These are seven ways that you can use to get your partner to be a better, more involved dad:
 
Try to see things from your partner's point of view. More than likely he is comparing his performance and involvement against that of his own father, or to co-workers and friends who are dads too. If you try to use the same standards on your partner as you do on yourself, your child's father will not measure up. Your partner is comparing himself to other men using a completely different standard so he feels he is doing just fine.
 
Recognise that men and women have different standards and that there are no absolutely right ways for everything, such as changing nappies, playing and teaching. Adjusting your standards to those of your partner shouldn't be detrimental to your child in any way. There are many different ways of doing things and your way isn't necessarily the correct way.
 
Men do tend to think of themselves as “assistants” when it comes to child care. This attitude needs a rethink and mothers need to re-evaluate what they expect from their partners. You shouldn’t ask for help from your partner – this suggests that you carry all the responsibility – rather, you should insist that he does his share of the work in child care.
 
Men do not like feeling incompetent when carrying out tasks. Men also really enjoy compliments for work well done, so be sure to thank your partner – even if the work wasn't done perfectly.
 
Allow your partner to figure out solutions to child care problems for himself, even if you already know the answer. Men and women have different ways of doing the same thing; your partner needs to develop confidence by being actively involved on a regular basis.

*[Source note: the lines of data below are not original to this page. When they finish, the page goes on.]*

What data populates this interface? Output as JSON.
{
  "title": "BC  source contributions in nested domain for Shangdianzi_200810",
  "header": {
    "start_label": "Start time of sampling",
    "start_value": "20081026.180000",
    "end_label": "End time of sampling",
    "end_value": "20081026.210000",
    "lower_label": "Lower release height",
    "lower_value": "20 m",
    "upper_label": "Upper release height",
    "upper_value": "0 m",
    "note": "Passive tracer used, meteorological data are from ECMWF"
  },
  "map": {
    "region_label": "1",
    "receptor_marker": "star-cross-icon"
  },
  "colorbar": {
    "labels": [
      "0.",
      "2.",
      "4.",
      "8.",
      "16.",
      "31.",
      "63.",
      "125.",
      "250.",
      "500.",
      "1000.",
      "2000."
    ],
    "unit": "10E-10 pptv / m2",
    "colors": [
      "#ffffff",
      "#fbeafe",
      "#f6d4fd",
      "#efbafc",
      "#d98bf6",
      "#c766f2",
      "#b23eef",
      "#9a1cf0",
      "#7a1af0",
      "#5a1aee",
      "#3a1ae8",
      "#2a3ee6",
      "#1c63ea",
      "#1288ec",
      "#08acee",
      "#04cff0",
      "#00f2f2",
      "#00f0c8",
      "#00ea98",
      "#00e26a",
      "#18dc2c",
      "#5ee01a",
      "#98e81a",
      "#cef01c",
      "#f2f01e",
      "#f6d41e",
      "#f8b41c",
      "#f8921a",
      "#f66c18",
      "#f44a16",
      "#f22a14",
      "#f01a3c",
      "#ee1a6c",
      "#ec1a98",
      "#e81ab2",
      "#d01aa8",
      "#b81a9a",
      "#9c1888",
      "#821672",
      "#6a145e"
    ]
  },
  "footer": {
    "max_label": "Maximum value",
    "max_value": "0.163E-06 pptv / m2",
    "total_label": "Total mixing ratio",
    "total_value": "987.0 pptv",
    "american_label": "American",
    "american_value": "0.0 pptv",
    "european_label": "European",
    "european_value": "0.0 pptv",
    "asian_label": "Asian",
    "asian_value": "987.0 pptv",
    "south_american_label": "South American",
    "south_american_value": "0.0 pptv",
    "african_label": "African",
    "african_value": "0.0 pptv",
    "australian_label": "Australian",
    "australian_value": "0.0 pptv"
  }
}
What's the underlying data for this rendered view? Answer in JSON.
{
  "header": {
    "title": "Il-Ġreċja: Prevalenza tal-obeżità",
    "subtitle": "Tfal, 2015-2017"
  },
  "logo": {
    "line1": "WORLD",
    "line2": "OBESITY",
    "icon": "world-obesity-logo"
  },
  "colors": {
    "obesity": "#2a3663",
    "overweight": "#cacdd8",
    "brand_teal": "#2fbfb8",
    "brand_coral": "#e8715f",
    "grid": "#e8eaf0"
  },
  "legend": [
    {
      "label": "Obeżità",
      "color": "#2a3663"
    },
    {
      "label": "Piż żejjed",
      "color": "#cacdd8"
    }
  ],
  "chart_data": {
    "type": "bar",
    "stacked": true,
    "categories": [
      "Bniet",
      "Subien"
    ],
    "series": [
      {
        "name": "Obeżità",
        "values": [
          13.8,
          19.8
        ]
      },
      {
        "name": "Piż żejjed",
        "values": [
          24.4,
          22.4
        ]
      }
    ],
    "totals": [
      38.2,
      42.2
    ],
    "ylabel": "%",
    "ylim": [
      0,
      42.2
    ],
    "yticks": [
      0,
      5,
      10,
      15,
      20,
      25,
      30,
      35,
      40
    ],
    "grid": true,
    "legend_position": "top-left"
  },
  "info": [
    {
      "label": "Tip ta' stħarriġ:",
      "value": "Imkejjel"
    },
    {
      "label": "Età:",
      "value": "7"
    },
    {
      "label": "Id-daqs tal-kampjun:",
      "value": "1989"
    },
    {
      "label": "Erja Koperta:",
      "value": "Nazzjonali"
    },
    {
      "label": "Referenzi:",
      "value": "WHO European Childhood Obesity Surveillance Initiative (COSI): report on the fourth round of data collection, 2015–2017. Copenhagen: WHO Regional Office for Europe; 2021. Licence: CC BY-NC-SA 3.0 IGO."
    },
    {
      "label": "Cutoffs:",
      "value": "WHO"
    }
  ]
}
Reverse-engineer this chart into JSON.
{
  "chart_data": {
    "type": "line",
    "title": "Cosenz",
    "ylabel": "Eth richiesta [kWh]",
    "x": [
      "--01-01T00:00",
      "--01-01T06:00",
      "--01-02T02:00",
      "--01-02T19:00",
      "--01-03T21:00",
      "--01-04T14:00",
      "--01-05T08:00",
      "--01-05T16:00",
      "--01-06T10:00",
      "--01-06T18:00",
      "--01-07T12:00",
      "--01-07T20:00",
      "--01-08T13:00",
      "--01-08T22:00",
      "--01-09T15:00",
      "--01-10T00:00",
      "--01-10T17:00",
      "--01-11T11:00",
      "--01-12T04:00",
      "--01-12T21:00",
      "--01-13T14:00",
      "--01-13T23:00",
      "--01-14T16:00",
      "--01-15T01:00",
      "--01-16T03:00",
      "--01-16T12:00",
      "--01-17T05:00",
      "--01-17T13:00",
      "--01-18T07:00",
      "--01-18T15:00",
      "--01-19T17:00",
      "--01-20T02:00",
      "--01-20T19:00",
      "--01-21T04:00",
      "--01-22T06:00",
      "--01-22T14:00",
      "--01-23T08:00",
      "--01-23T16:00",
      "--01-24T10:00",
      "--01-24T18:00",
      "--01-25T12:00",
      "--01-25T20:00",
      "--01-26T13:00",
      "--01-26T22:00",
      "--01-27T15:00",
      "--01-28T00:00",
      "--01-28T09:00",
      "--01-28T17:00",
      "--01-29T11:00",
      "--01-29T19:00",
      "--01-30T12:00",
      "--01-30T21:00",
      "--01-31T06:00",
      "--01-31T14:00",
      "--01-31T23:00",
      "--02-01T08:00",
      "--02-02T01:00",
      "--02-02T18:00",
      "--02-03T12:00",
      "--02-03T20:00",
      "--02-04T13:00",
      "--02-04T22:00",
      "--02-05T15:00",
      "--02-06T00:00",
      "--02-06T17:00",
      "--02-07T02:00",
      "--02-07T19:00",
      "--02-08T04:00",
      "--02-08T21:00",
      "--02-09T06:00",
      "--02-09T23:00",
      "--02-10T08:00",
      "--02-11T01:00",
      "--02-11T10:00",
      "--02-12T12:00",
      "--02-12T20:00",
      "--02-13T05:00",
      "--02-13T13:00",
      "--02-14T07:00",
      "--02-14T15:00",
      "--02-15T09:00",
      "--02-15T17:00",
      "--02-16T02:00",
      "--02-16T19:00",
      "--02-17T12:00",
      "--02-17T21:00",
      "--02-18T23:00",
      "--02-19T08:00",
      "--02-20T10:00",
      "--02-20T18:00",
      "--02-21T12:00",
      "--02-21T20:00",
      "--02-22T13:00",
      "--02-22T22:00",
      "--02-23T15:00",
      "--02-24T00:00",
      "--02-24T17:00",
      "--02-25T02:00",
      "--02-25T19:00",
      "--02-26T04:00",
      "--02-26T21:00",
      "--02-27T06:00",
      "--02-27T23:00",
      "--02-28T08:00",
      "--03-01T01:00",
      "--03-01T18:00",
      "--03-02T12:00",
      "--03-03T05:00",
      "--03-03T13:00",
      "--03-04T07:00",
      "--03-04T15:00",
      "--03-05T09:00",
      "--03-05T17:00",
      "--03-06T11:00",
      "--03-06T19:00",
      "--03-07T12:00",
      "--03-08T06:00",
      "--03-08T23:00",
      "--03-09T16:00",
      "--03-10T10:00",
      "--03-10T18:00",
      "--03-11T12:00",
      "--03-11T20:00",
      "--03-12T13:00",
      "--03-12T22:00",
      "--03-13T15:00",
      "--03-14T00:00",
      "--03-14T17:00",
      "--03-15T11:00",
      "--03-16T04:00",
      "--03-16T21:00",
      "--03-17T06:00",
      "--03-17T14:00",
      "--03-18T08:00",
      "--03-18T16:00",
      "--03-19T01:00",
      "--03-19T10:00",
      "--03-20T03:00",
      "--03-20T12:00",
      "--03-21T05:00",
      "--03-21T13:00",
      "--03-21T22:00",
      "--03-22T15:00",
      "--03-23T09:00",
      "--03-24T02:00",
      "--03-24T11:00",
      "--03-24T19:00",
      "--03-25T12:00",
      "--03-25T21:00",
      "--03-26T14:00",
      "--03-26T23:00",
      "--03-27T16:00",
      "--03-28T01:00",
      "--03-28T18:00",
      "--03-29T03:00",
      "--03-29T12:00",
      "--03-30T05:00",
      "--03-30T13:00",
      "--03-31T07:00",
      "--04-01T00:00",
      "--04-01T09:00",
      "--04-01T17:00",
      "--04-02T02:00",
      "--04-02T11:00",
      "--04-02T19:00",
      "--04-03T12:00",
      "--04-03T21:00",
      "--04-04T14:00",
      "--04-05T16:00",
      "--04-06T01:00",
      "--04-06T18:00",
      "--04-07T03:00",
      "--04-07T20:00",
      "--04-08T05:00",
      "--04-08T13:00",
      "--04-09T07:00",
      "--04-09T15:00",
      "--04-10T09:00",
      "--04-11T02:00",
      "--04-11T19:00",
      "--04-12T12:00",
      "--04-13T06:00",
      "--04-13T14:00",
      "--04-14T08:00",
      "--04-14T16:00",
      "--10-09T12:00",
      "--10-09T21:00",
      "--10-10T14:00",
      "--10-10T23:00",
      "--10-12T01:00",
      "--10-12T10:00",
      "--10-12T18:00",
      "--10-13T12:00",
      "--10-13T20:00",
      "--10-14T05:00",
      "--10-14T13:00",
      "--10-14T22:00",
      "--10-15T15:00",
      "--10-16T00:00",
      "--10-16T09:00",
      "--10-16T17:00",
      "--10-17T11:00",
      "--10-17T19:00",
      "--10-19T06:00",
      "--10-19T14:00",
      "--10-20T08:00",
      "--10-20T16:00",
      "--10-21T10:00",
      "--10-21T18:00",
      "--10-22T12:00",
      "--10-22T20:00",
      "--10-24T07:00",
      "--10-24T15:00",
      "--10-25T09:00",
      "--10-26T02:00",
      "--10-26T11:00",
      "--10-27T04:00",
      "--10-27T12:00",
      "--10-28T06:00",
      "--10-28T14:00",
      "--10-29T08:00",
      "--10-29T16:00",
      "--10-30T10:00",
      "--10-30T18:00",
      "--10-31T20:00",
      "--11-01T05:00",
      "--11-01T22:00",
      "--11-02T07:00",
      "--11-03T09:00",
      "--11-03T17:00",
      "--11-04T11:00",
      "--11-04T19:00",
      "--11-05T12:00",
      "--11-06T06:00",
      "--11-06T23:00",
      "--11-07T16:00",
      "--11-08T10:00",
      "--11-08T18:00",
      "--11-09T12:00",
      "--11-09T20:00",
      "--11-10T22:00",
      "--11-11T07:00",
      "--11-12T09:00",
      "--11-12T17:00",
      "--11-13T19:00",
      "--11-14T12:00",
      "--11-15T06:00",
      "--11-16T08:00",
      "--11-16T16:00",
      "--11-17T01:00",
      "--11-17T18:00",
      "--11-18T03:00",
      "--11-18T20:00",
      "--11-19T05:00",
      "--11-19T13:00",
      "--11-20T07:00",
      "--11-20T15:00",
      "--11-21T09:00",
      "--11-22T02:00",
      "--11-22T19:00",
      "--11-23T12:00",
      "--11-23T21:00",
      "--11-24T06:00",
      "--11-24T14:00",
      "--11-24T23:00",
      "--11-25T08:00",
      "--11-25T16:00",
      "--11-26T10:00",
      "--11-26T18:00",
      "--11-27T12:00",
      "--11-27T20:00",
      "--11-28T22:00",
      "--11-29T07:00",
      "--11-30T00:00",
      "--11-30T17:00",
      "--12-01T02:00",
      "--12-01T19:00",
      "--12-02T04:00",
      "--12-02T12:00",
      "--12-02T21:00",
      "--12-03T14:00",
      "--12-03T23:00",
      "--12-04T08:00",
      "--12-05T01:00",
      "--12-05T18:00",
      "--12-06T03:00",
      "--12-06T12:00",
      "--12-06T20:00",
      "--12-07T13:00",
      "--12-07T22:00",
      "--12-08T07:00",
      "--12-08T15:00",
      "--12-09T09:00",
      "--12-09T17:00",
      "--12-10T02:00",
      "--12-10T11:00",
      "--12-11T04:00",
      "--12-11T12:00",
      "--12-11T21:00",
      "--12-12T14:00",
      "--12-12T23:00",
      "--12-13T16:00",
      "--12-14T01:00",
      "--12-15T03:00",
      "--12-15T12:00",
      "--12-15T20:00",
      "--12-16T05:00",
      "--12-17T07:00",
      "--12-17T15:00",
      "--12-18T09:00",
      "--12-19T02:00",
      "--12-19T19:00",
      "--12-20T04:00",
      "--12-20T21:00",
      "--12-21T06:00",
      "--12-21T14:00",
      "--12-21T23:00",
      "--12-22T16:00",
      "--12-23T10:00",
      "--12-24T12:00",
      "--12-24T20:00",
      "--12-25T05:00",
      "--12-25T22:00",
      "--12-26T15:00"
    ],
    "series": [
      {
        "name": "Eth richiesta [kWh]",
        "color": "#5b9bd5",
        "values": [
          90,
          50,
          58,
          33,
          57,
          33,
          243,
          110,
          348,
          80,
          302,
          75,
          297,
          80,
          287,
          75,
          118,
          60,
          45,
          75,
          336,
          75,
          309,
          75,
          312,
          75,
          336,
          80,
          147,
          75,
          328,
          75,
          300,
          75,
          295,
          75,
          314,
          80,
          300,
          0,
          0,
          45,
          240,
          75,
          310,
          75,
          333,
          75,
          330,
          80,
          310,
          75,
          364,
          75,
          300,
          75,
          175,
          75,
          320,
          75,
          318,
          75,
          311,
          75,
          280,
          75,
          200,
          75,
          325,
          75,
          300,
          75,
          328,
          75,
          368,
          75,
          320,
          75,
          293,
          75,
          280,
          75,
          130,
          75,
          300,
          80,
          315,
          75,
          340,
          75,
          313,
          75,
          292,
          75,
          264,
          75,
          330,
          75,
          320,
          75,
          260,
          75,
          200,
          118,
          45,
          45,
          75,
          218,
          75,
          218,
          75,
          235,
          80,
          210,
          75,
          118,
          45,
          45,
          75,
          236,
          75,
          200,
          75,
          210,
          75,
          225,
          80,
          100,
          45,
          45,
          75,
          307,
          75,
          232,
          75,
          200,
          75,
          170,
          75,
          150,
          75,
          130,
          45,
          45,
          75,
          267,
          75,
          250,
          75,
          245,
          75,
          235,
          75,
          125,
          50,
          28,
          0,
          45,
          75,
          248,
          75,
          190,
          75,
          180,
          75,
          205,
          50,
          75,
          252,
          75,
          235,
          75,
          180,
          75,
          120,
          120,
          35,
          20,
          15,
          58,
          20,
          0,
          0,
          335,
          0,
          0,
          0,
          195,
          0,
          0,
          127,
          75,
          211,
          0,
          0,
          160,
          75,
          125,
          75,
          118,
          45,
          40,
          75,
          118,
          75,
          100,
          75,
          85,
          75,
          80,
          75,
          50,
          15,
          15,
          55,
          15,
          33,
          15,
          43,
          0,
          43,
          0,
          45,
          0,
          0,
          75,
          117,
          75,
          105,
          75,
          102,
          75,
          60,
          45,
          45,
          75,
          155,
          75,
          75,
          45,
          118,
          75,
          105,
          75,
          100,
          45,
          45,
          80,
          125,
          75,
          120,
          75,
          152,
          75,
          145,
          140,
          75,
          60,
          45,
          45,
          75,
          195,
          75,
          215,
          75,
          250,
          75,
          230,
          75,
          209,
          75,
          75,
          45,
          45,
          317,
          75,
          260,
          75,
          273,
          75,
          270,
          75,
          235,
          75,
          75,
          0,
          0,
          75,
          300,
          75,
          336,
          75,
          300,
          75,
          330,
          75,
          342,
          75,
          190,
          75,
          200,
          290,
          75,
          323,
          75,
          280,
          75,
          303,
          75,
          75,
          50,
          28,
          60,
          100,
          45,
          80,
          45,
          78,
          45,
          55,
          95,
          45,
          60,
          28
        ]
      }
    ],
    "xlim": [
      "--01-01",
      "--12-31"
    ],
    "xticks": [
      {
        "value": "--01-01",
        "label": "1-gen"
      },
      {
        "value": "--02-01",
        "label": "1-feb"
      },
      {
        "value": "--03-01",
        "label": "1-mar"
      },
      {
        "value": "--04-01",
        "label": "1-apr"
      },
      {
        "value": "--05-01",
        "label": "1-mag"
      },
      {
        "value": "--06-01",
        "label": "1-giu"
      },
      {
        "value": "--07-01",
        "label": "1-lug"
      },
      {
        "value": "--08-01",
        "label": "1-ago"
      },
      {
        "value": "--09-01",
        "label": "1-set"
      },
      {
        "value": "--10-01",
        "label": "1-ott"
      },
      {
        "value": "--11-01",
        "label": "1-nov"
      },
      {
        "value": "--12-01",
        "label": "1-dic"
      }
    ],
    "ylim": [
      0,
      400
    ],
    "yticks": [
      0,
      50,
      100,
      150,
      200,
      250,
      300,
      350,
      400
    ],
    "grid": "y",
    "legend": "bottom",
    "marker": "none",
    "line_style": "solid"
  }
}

Your partner should know that you cannot do everything yourself and that you do need him to do his share of the work. If he knows you have limitations, he will be more diligent about pulling his weight in the home.
 
When assigning responsibilities, make sure that you and your partner know what “work” is defined as. Household chores and parenting involve different amounts of actual work, depending on the nature of the task or responsibility. Try trading responsibilities for an evening; this will ensure that the real work load is divided up evenly.